Ahora la conversación está en otro lugar: en la música. En cómo construir una identidad propia dentro de una industria que cambia constantemente y vive marcada por las tendencias. Perea reconoce que el panorama actual parece dividido entre el pop indie y la música urbana, dejando al pop rock más clásico “en tierra de nadie”. Y mantenerse fiel a un estilo propio, admite, no siempre es fácil.

“Existe la tentación de seguir las modas”, reconoce, consciente de que es ahí donde hoy se concentra gran parte de la demanda y de la atención de la industria. Pero él lo tiene claro: “Yo defiendo la canción de autor”. Habla de un momento artístico especialmente interesante, más conectado con la emoción y la honestidad que con la necesidad inmediata de encajar en lo que dicta la tendencia.

Cuando se le pregunta qué canciones definirían mejor quién es hoy, duda. De hecho le parece una pregunta difícil. Finalmente menciona Bala perdida, Tu aire y Nos volveremos a ver, uno de los temas que más está sorprendiendo durante esta gira. “En Zaragoza no lo sé, pero en otros destinos de mi gira es la que más está sorprendiendo en directo”, dice.

También conecta con los recuerdos cuando resume su vida como si fuese una playlist. Málaga aparece primero. La infancia. La familia. “Tuve muchísima suerte de crecer allí y de tener la familia que tuve”, dice. Después llega Madrid, con el vértigo de abrirse camino como actor y músico. Más tarde vendrían el teatro, los musicales, el cine y aquella experiencia en El camino de los ingleses junto a Antonio Banderas. Y finalmente, el presente: El hombre invisible.

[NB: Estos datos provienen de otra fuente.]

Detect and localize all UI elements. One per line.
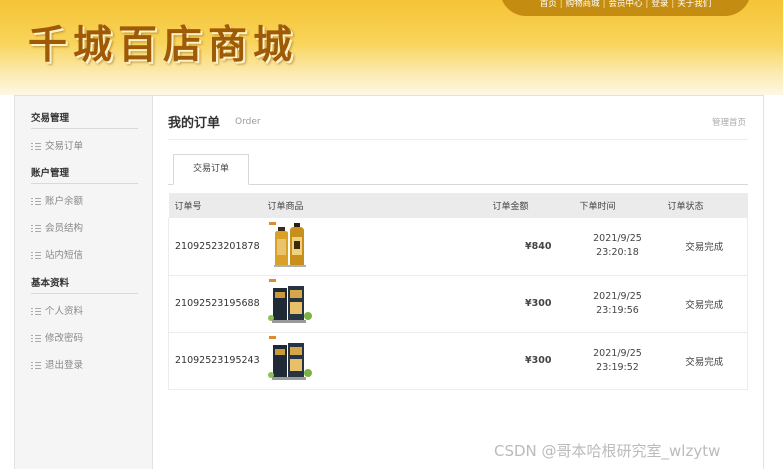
- order-amount: ¥840: [486, 218, 574, 276]
- order-id[interactable]: 21092523201878: [168, 218, 262, 276]
- list-icon: [31, 197, 41, 206]
- orders-table: 订单号 订单商品 订单金额 下单时间 订单状态 21092523201878 ¥…: [168, 193, 748, 390]
- content-container: 交易管理 交易订单 账户管理 账户余额 会员结构 站内短信 基本资料 个人资料 …: [14, 95, 764, 469]
- sidebar-item-balance[interactable]: 账户余额: [31, 188, 138, 215]
- column-header-amount: 订单金额: [486, 193, 574, 218]
- tab-bar: 交易订单: [168, 154, 748, 185]
- sidebar-item-member-structure[interactable]: 会员结构: [31, 215, 138, 242]
- order-date: 2021/9/25: [593, 233, 642, 245]
- watermark: CSDN @哥本哈根研究室_wlzytw: [494, 442, 721, 460]
- order-product: [261, 218, 487, 276]
- shampoo-gift-box-icon[interactable]: [267, 335, 314, 383]
- nav-about[interactable]: 关于我们: [677, 0, 711, 9]
- list-icon: [31, 224, 41, 233]
- main-content: 我的订单 Order 管理首页 交易订单 订单号 订单商品 订单金额 下单时间 …: [168, 96, 765, 469]
- order-time: 2021/9/25 23:19:52: [573, 332, 662, 390]
- list-icon: [31, 251, 41, 260]
- list-icon: [31, 334, 41, 343]
- table-row: 21092523195243 ¥300 2021/9/25 23:19:52 交…: [168, 332, 748, 390]
- sidebar-item-label: 站内短信: [45, 250, 84, 261]
- order-time: 2021/9/25 23:20:18: [573, 218, 662, 276]
- sidebar-item-label: 修改密码: [45, 333, 84, 344]
- sidebar-group-title: 交易管理: [31, 108, 138, 129]
- nav-shop[interactable]: 购物商城: [566, 0, 600, 9]
- sidebar: 交易管理 交易订单 账户管理 账户余额 会员结构 站内短信 基本资料 个人资料 …: [15, 96, 153, 469]
- order-date: 2021/9/25: [593, 347, 642, 359]
- column-header-product: 订单商品: [261, 193, 487, 218]
- sidebar-item-logout[interactable]: 退出登录: [31, 352, 138, 379]
- shampoo-bottles-icon[interactable]: [267, 220, 314, 269]
- table-row: 21092523195688 ¥300 2021/9/25 23:19:56 交…: [168, 275, 748, 333]
- order-clock: 23:19:52: [596, 361, 639, 373]
- nav-separator: |: [602, 0, 606, 9]
- column-header-status: 订单状态: [661, 193, 748, 218]
- table-row: 21092523201878 ¥840 2021/9/25 23:20:18 交…: [168, 218, 748, 276]
- nav-member-center[interactable]: 会员中心: [608, 0, 642, 9]
- tab-trade-orders[interactable]: 交易订单: [173, 154, 249, 185]
- sidebar-item-trade-orders[interactable]: 交易订单: [31, 133, 138, 160]
- order-status: 交易完成: [661, 332, 748, 390]
- sidebar-item-label: 账户余额: [45, 196, 84, 207]
- page-subtitle: Order: [235, 117, 261, 127]
- order-product: [261, 332, 487, 390]
- manage-home-link[interactable]: 管理首页: [712, 116, 746, 128]
- order-id[interactable]: 21092523195688: [168, 275, 262, 333]
- nav-home[interactable]: 首页: [540, 0, 557, 9]
- order-amount: ¥300: [486, 332, 574, 390]
- sidebar-item-messages[interactable]: 站内短信: [31, 242, 138, 269]
- nav-separator: |: [671, 0, 675, 9]
- sidebar-item-label: 个人资料: [45, 306, 84, 317]
- site-header: 千城百店商城 首页 | 购物商城 | 会员中心 | 登录 | 关于我们: [0, 0, 783, 95]
- site-logo[interactable]: 千城百店商城: [28, 14, 298, 70]
- order-date: 2021/9/25: [593, 290, 642, 302]
- nav-separator: |: [559, 0, 563, 9]
- list-icon: [31, 142, 41, 151]
- sidebar-item-label: 会员结构: [45, 223, 84, 234]
- page-header: 我的订单 Order 管理首页: [168, 112, 748, 140]
- order-id[interactable]: 21092523195243: [168, 332, 262, 390]
- table-header-row: 订单号 订单商品 订单金额 下单时间 订单状态: [168, 193, 748, 218]
- column-header-order-id: 订单号: [168, 193, 262, 218]
- list-icon: [31, 307, 41, 316]
- page-title: 我的订单: [168, 116, 221, 131]
- order-status: 交易完成: [661, 275, 748, 333]
- order-time: 2021/9/25 23:19:56: [573, 275, 662, 333]
- sidebar-item-label: 退出登录: [45, 360, 84, 371]
- nav-separator: |: [645, 0, 649, 9]
- column-header-time: 下单时间: [573, 193, 662, 218]
- nav-login[interactable]: 登录: [651, 0, 668, 9]
- sidebar-item-change-password[interactable]: 修改密码: [31, 325, 138, 352]
- order-clock: 23:20:18: [596, 247, 639, 259]
- sidebar-item-profile[interactable]: 个人资料: [31, 298, 138, 325]
- sidebar-item-label: 交易订单: [45, 141, 84, 152]
- order-clock: 23:19:56: [596, 304, 639, 316]
- sidebar-group-title: 基本资料: [31, 273, 138, 294]
- order-product: [261, 275, 487, 333]
- order-amount: ¥300: [486, 275, 574, 333]
- order-status: 交易完成: [661, 218, 748, 276]
- sidebar-group-title: 账户管理: [31, 163, 138, 184]
- list-icon: [31, 361, 41, 370]
- shampoo-gift-box-icon[interactable]: [267, 278, 314, 326]
- top-navigation: 首页 | 购物商城 | 会员中心 | 登录 | 关于我们: [500, 0, 751, 16]
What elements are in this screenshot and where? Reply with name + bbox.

Hay algo especialmente simbólico en esta gira porque, por primera vez, siente que está uniendo de verdad todas sus facetas sobre el escenario. Música e interpretación conviven en un mismo espectáculo que llegará este sábado 23 de mayo al Teatro de las Esquinas.

“Quiero que la gente viva un viaje bonito”, explica. “En este directo junto mis dos profesiones”, remata. 

Sobre Zaragoza, tiene palabras de elogio. “Siempre que he venido me lo he pasado estupendamente”, asegura entre risas. “La gente es muy majica escuchándome”.

¿Y qué espera de su concierto? Una noche “animada y divertida”, de esas en las que público y artista terminan compartiendo mucho más que canciones.

De lo que tampoco rehuye es de contestar sobre su forma de entender el proceso creativo. Especialmente en un disco en el que colabora con artistas como Andrés Suárez, David Otero o Diego Cantero. Y tiene claro que abrirse a trabajar con otros siempre ha sido fundamental para él. “Me gusta compartir ideas, probar cosas distintas, conocer a gente”, indica. No solo habla de compositores, también de productores. “Todo eso te hace crecer muchísimo como creador”, cuenta.

La conversación termina lejos de cualquier titular grandilocuente. Sin nostalgia excesiva ni discursos épicos. Solo queda una idea sencilla y honesta sobre lo que espera dejar en quienes vayan a verle cuando termine la gira y se apaguen las luces.

“Que su vida mejore durante un rato”, dice. “Eso es lo que le da significado a todo”, sentencia.